Copon caught Shaw’s eye. ‘If the tide is right, and the waves, I swim, surf. Always. One day I will be too old. Or death will come early. I know this. One day I will be gone. So I take each day’s waves as they break. The sea is god – yes?’
EIGHT
Pushing out through the revolving doors of the West End Community Health Centre, Dr Gokak Roy felt an immediate sense of relief: the night air was cool, the car park deserted, while behind him lay a pressure-cooker of stress and responsibility. At one point in the shift he’d had to immunize a four-month-old child; inserting the needle into the vein had required a clinical magnifier and the steadiest of hands, the wrist was less than thirty centimeters in circumference, the vein as narrow as a fibre-optic cable. The child – Bibiana – was being monitored by her father, who sat, masked, rigid with anxiety, his face so close his breath left the ghost of condensation on Dr Roy’s glasses, so that he felt his own stress levels climbing, the blood rushing in his ears. He’d taken his break in the canteen and had actually started awake, even though his eyes were open, to find himself watching a silent TV.
And this was his day off. It followed a ten-day stretch as a GP. The workload here was crushing and chaotic. He’d always wanted to be a doctor, and he’d always worked hard. In a real sense he was living his dream, but in an equally real sense it had become a nightmare. The frenetic schedule was shredding his health. But he’d found a way to cope, although, cruelly, that only meant he had to work even harder to afford his special remedy.
That afternoon he’d slipped into a toilet cubicle at the health centre at four o’clock and taken a codeine tablet, two temazepam and an upper. For thirty seconds he sat on the toilet seat and looked at the four walls. Each day now he passed through a room like this, a kind of portal, linkin
g his life on one side (anxious, stressed, panic-stricken) to the life on the other side (relaxed, omnipotent, heroic). In a humdrum way such cubicles had become a symbol of his survival. After twenty seconds he felt the codeine hit his nervous system, so that his neck muscles were able to slip from the tendons at the top of his spine, relieving the pressure on the base of his brain stem. Within a minute the stress had pooled in his feet, then bled into the floor, which was a blue-grey lino flecked with colours. As he stood he was conscious of his body, of the bones in their skeletal frame, his blood pumping smoothly now, like a power supply.
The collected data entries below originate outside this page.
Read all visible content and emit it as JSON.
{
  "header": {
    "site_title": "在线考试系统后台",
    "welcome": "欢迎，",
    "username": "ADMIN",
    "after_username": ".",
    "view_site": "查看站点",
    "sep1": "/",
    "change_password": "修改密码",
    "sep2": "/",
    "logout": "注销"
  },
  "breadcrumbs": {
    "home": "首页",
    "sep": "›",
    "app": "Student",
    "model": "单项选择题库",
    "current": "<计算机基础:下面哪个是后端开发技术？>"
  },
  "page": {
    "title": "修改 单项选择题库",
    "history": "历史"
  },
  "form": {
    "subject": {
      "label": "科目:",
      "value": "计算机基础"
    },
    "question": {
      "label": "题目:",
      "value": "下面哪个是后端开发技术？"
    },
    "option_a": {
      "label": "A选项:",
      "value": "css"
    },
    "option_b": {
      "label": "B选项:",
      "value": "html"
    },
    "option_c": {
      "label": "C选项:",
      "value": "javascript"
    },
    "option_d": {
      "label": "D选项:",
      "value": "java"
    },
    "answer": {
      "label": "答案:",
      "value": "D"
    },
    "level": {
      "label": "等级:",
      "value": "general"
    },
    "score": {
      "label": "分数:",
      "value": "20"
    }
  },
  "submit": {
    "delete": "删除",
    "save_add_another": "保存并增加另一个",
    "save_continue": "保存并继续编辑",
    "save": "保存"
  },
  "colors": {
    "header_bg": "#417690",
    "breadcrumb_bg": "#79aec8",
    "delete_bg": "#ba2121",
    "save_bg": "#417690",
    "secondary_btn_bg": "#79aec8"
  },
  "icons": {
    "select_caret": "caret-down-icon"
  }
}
The rest of the shift had been serene until six thirty when the codeine had begun to falter, so that during that last hour he’d been jumpy and brittle, manically completing the paperwork for a new drugs trial. A slamming door made his joints contract as if he’d been stricken by a seizure; the jangling music in the overhead speakers frayed his nerve ends. When his shift ended he’d had to stop himself actually running for the lift to the basement. Its blue walls, winking buttons and reflective mirror walls always provided an instant haven. Alone, he popped a pill. He caught a glimpse of himself then in the mirrored walls; European bone structure, from his Goan Portuguese grandfather – dark, sub-Continental skin, as dry as parchment. Only, perhaps, his eyes betrayed him, the brown irises wide and watery, like a fish glimpsed in the shallows, and with the same fleeting impermanence.
He’d parked the second-hand BMW soft-top in its usual spot. Once, a year earlier during his training, he’d let a diazepam tablet confuse him so much he’d spent forty-five minutes searching for his own car. But he walked directly to the BMW tonight, and driving at a modulated fifteen miles per hour, headed for the exit, his hyper-awareness acute, so that he watched a bunch of teenagers on a street corner opposite, sharing a cigarette, the lit butt glowing brightly on its downward trajectory to the concrete forecourt. Beyond the barrier-exit a police patrol car sat purring in a layby, so that his heartbeat picked up, and for the first time that day he felt globes of sweat prickling along his forehead. As he drove away he checked the rear-view mirror to make sure the police weren’t following.